Let’s see… Last week I finished a book for review for our self-published/indie author program: Along the Scarlet River of Destiny by Subhir Roy. I really want to like the books I read for this program; they’re often a person’s only book, something they worked on long and hard to get out there. Given that, it makes me feel bad to post a negative review, but most of them just aren’t that good. This one was a thinly-disguised third-person autobiography and, well, it was pretty amateurish.
I also read Kin by Tayari Jones for a book discussion today. I liked it OK - thought it was a five-star read - but I was surprised it didn’t wow me. After all the superlatives others have used in describing it I expected it to sweep me off my feet. Might be because John of John by Douglas Stuart was just so fantastic that Kin pales in comparison.
I’m currently reading Shelter Island by Jill Wisoff, also for the indie program. Fortunately, this one is showing more promise. It’s the first YA novel I’ve read in a long time, though, and I was surprised by the language. I did a Google search as to whether it’s common for these books to use the F-bomb, and apparently these days, it is.

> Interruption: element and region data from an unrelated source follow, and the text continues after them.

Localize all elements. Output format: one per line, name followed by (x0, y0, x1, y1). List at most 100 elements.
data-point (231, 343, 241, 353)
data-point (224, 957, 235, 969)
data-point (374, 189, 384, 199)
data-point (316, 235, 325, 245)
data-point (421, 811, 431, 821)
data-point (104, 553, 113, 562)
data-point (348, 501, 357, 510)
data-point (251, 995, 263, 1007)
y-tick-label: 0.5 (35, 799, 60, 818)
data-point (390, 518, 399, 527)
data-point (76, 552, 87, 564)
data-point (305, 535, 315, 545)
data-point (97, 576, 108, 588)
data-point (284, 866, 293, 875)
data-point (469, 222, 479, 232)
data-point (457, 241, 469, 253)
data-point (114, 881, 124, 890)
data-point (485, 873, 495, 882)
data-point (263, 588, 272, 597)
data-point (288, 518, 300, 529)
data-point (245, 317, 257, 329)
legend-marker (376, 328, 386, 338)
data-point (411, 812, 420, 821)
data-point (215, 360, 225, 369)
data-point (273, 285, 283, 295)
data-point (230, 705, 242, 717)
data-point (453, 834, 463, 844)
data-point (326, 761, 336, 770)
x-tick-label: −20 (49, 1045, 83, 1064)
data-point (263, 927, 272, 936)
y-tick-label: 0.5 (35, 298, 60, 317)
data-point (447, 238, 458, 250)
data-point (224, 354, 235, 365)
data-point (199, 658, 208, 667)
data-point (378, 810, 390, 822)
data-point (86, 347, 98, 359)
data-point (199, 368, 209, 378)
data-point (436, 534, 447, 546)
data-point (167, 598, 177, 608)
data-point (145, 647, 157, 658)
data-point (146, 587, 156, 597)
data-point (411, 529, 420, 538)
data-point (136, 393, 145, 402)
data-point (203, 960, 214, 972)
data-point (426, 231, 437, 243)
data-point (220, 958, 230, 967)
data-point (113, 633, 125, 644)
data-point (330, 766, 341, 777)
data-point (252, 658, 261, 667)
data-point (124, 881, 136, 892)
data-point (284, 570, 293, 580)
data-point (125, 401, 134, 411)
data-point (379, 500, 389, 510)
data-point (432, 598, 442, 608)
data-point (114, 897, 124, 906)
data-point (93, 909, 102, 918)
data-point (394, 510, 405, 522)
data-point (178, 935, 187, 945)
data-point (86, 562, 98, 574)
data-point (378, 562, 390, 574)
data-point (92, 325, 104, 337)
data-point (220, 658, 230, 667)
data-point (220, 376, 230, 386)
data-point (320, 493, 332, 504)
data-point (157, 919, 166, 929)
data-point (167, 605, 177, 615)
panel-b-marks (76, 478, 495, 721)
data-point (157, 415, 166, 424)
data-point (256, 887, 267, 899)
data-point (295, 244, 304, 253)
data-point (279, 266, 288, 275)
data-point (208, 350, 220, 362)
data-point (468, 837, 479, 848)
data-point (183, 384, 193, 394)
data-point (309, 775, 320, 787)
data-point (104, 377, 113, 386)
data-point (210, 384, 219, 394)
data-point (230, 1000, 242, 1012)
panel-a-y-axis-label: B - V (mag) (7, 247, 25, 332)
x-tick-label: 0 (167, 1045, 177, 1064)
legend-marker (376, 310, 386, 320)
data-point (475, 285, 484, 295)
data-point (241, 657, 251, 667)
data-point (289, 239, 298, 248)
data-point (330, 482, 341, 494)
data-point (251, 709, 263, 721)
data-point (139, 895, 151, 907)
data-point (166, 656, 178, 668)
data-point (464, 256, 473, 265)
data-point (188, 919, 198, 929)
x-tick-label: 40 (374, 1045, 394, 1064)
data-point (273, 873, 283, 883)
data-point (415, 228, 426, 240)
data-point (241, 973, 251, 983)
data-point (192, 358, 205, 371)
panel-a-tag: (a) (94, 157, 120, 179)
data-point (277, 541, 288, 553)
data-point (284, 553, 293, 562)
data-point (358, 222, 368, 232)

Next up will be either another indie read - I Live You Forever by Meredeth Rutter Marple - or an alternative history (WWII) book for review, Palaces of the Crow by Roy Nayler.
In audiobook format, I’m still listening to The Forgiving Kind by Donna Everhart.
Next up will be The Little Red Chairs by Edna O’Brien for our 1000 Books Before You Die, which I’ve decided to read in audiobook format, since it looks like that’s the only way I’m going to get this anytime soon. (BTW, anyone is welcome to join the group; next up will be A Lesson Before Dying by Ernest J. Gaines.)